I am having a little trouble with characters being transcoded correctly when received through AJAX.

I have a simple PHP script that when executed outputs the character “—” (an m-dash). When I visit the page directly, it outputs the character fine, but when it is loaded through AJAX, a “?” (as in unknown character) appears in its place. This occurs in all browsers tested so far (FF, Opera, and Safari).

The only difference I can think of between the two requests are the headers. The response headers are the same, but the request headers are different.

Request headers for direct page load:

Accept:application/xml,application/xhtml+xml,text/html;q=0.9,text/plain;q=0.8,image/png,*/*;q=0.5
Cache-Control:max-age=0
Referer:http://localhost/path/to/my/file.php
User-Agent:blahblah

Request headers for AJAX page load:

Cache-Control:max-age=0
Content-Type:application/x-www-form-urlencoded; charset=UTF-8
Origin:http://localhost
Referer:http://localhost/path/to/my/ajax/loading/file.html
User-Agent:blahblah

Response headers (same on both):

Cache-Control:no-store, no-cache, must-revalidate, post-check=0, pre-check=0
Connection:Keep-Alive
Content-Type:text/plain
Date:Sat, 03 Jul 2010 05:38:41 GMT
Expires:Thu, 19 Nov 1981 08:52:00 GMT
Keep-Alive:timeout=5, max=94
Pragma:no-cache
Server:Apache/2.2.14 (Unix) mod_ssl/2.2.14 OpenSSL/0.9.8l DAV/2 PHP/5.3.1
Transfer-Encoding:Identity
X-Powered-By:PHP/5.3.1

What could be causing this problem, and how could it be fixed?
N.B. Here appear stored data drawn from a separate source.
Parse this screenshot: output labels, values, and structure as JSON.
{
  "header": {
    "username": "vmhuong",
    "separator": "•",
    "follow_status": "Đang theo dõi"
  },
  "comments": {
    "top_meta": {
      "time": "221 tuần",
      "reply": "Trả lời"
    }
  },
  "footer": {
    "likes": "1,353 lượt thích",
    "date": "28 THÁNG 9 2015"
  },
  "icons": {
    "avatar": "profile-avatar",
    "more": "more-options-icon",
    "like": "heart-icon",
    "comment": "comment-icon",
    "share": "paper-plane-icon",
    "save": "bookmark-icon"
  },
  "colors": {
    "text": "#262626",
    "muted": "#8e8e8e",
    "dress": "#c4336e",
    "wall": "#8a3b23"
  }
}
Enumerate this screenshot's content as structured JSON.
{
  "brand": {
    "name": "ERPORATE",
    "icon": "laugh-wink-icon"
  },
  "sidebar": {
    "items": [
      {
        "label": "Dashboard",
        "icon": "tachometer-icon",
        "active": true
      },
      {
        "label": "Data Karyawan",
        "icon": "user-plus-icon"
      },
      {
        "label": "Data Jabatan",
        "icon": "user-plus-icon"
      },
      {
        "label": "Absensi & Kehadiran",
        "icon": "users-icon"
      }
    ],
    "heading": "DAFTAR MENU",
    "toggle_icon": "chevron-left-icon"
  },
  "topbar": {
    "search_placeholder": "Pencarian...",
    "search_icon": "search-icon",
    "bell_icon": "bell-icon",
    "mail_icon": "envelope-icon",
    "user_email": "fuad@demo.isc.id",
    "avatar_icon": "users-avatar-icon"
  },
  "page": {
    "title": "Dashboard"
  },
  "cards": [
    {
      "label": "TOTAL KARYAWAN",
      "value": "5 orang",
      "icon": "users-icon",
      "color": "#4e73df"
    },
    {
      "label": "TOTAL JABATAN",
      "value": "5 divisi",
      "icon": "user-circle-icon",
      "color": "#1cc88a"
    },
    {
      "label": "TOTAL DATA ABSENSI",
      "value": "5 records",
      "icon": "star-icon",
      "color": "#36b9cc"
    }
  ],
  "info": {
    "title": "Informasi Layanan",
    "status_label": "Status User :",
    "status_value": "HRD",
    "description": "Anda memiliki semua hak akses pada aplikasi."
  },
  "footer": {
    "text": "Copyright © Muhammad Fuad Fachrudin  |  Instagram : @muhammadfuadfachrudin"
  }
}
Hmm. Oddly enough, when I specifically serve the PHP file with the Latin-1 charset (before I didn’t specify a charset), the character comes though correctly. But, at first, under UTF-8, it didn’t appear correctly.

Then, I just decided to convert everything from Latin-1 to UTF-8, including the database from which the character was loaded and the html encoder. (There are lots of places that you have to change the encoding/charset!) Now it all works well :slight_smile:

Yes, there sure are a lot of places. The database charset and collation, your text editor, the web page, HTTP headers.

But as long as you pick one that works for what you need and stay consistant you should be OK.

I sure it’s a Character Encoding issue. The Definitive Guide to Web Character Encoding

How to fix? Not so sure. Are you testing this with localhost files? Is everything UTF-8?